陈玄没抬头,只用一根手指在桌上画了个圈。副将立刻明白,埋伏位置按昨晚说的三点布置。
“水源上游,五十步外树林后面。”陈玄开口了,声音低哑,“你带两队步兵,披灰布,趴在地上别动。口令是‘风起’‘沙落’,说错一个字,当场杀了。”
副将点头,退下时像烟一样散了。
半个时辰后,第二个人到。
是辎重营校尉,表面管粮车,实际负责暗哨。他不带兵,带的是眼线。
陈玄递给他一支炭笔和一张空白竹片:“盯主帐。马腾和韩遂帐外,每刻钟记一次灯火有没有变化。传令兵进出时间,带几个人,有没有小声说话。如果有异常,篝火添柴——加一根,示警;加两根,敌人要动;加三根,动手杀。”
校尉接过竹片,塞进靴子里,悄悄走了。
最后一个来的是斥候队长。他脸上有三道疤,擅长藏身,能靠呼吸声听出敌人有多少人。他带了四个便衣探子,都是老手,能在夜里数清敌人的脚步。

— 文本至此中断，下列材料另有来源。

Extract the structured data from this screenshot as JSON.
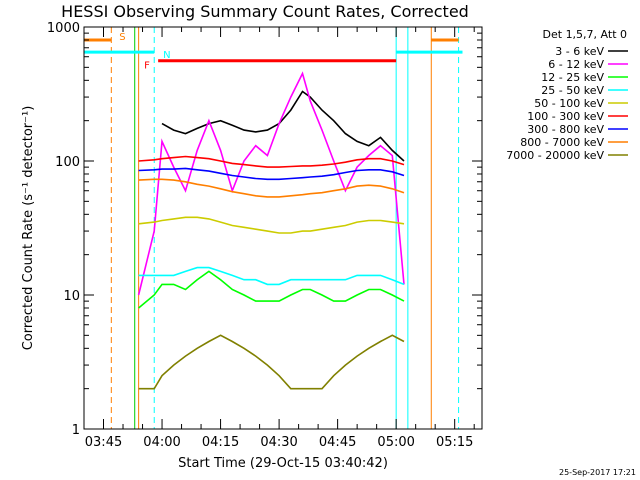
{
  "chart_data": {
    "type": "line",
    "title": "HESSI Observing Summary Count Rates, Corrected",
    "xlabel": "Start Time (29-Oct-15 03:40:42)",
    "ylabel": "Corrected Count Rate (s⁻¹ detector⁻¹)",
    "y_scale": "log",
    "ylim": [
      1,
      1000
    ],
    "xlim": [
      "03:40",
      "05:22"
    ],
    "y_ticks": [
      1,
      10,
      100,
      1000
    ],
    "x_ticks": [
      "03:45",
      "04:00",
      "04:15",
      "04:30",
      "04:45",
      "05:00",
      "05:15"
    ],
    "legend_title": "Det 1,5,7, Att 0",
    "legend_position": "right",
    "timestamp": "25-Sep-2017 17:21",
    "flags": [
      {
        "label": "S",
        "color": "#ff7f00",
        "x": "03:48"
      },
      {
        "label": "N",
        "color": "#00ffff",
        "x": "03:59"
      },
      {
        "label": "F",
        "color": "#ff0000",
        "x": "03:59"
      }
    ],
    "intervals": [
      {
        "name": "S",
        "color": "#ff7f00",
        "ranges": [
          [
            "03:40",
            "03:47"
          ],
          [
            "05:09",
            "05:16"
          ]
        ],
        "level": 800
      },
      {
        "name": "N",
        "color": "#00ffff",
        "ranges": [
          [
            "03:40",
            "03:58"
          ],
          [
            "05:00",
            "05:17"
          ]
        ],
        "level": 650
      },
      {
        "name": "F",
        "color": "#ff0000",
        "ranges": [
          [
            "03:59",
            "05:00"
          ]
        ],
        "level": 560
      }
    ],
    "vertical_lines": [
      {
        "x": "03:47",
        "color": "#ff7f00",
        "dash": true
      },
      {
        "x": "03:53",
        "color": "#00cc00",
        "dash": false
      },
      {
        "x": "03:54",
        "color": "#ff7f00",
        "dash": false
      },
      {
        "x": "03:58",
        "color": "#00ffff",
        "dash": true
      },
      {
        "x": "05:00",
        "color": "#00ffff",
        "dash": false
      },
      {
        "x": "05:03",
        "color": "#00ffff",
        "dash": false
      },
      {
        "x": "05:09",
        "color": "#ff7f00",
        "dash": false
      },
      {
        "x": "05:16",
        "color": "#00ffff",
        "dash": true
      }
    ],
    "x_times": [
      "03:54",
      "03:58",
      "04:00",
      "04:03",
      "04:06",
      "04:09",
      "04:12",
      "04:15",
      "04:18",
      "04:21",
      "04:24",
      "04:27",
      "04:30",
      "04:33",
      "04:36",
      "04:38",
      "04:41",
      "04:44",
      "04:47",
      "04:50",
      "04:53",
      "04:56",
      "04:59",
      "05:02"
    ],
    "series": [
      {
        "name": "3 - 6 keV",
        "color": "#000000",
        "values": [
          null,
          null,
          190,
          170,
          160,
          175,
          190,
          200,
          185,
          170,
          165,
          170,
          190,
          240,
          330,
          300,
          240,
          200,
          160,
          140,
          130,
          150,
          120,
          100
        ]
      },
      {
        "name": "6 - 12 keV",
        "color": "#ff00ff",
        "values": [
          10,
          30,
          140,
          90,
          60,
          120,
          200,
          120,
          60,
          100,
          130,
          110,
          190,
          300,
          450,
          280,
          170,
          100,
          60,
          90,
          110,
          130,
          110,
          12
        ]
      },
      {
        "name": "12 - 25 keV",
        "color": "#00ff00",
        "values": [
          8,
          10,
          12,
          12,
          11,
          13,
          15,
          13,
          11,
          10,
          9,
          9,
          9,
          10,
          11,
          11,
          10,
          9,
          9,
          10,
          11,
          11,
          10,
          9
        ]
      },
      {
        "name": "25 - 50 keV",
        "color": "#00ffff",
        "values": [
          14,
          14,
          14,
          14,
          15,
          16,
          16,
          15,
          14,
          13,
          13,
          12,
          12,
          13,
          13,
          13,
          13,
          13,
          13,
          14,
          14,
          14,
          13,
          12
        ]
      },
      {
        "name": "50 - 100 keV",
        "color": "#cccc00",
        "values": [
          34,
          35,
          36,
          37,
          38,
          38,
          37,
          35,
          33,
          32,
          31,
          30,
          29,
          29,
          30,
          30,
          31,
          32,
          33,
          35,
          36,
          36,
          35,
          34
        ]
      },
      {
        "name": "100 - 300 keV",
        "color": "#ff0000",
        "values": [
          100,
          102,
          104,
          106,
          108,
          106,
          104,
          100,
          96,
          94,
          92,
          90,
          90,
          91,
          92,
          92,
          93,
          95,
          98,
          102,
          104,
          104,
          100,
          94
        ]
      },
      {
        "name": "300 - 800 keV",
        "color": "#0000ff",
        "values": [
          85,
          86,
          87,
          87,
          88,
          86,
          84,
          81,
          78,
          76,
          74,
          73,
          73,
          74,
          75,
          76,
          77,
          79,
          82,
          85,
          86,
          86,
          83,
          78
        ]
      },
      {
        "name": "800 - 7000 keV",
        "color": "#ff7f00",
        "values": [
          72,
          73,
          73,
          72,
          70,
          67,
          65,
          62,
          59,
          57,
          55,
          54,
          54,
          55,
          56,
          57,
          58,
          60,
          62,
          65,
          66,
          65,
          62,
          58
        ]
      },
      {
        "name": "7000 - 20000 keV",
        "color": "#808000",
        "values": [
          2,
          2,
          2.5,
          3,
          3.5,
          4,
          4.5,
          5,
          4.5,
          4,
          3.5,
          3,
          2.5,
          2,
          2,
          2,
          2,
          2.5,
          3,
          3.5,
          4,
          4.5,
          5,
          4.5
        ]
      }
    ]
  }
}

“你带人轮班。”陈玄指着地图上的位置,“重点盯马腾右边那个穿黑靴的传令兵,还有韩遂帐前守卫换岗时间。查有没有密信传出,或者有人偷偷离营。信号还是篝火添柴,但你要亲自确认。”
斥候队长抱拳,一句话不说,转身消失在夜里。
命令都下了。
营地还是安静的。火堆不大,马偶尔打响鼻,风吹沙子打在帐篷上,沙沙响。
陈玄坐回原位,闭上眼。
他呼吸变深,像睡着了。
但他脑子很清楚:两队人已经埋伏好,卡住了水源和坡道;三组眼线已经开始工作,主帐的一举一动都逃不过他;警报绳没动,说明没人敢靠近他的帐。
局,已经布好了。
他不再等别人动手。
他在等他们以为他什么都不知道的时候,自己走进他挖的坑。
他想起白天马腾说的话:“明天去瓦亭看看地形。”
瓦亭是险地,两边是山,路窄,容易埋伏。只要三百弓手藏在石头林里,就能让他全军覆没。
可马腾不知道,他根本没打算真去。
就算去,也是带着刀去。
现在,他要让对方相信,他还什么都不知道,还信任他们,明天会笑着赴约。
所以他不能动。
不能查,不能搜,不能露出一点怀疑。
他必须像个老实客人,等着主人请他吃饭,再一刀砍他脑袋。
可这次,砍人脑袋的是他。
他的手慢慢滑过枪杆,指尖停在“玄”字上。
这把枪,从不杀没准备的人。
但它专杀,自以为得逞的蠢货。
陈玄没抬头,但他知道,有人已经开始行动了。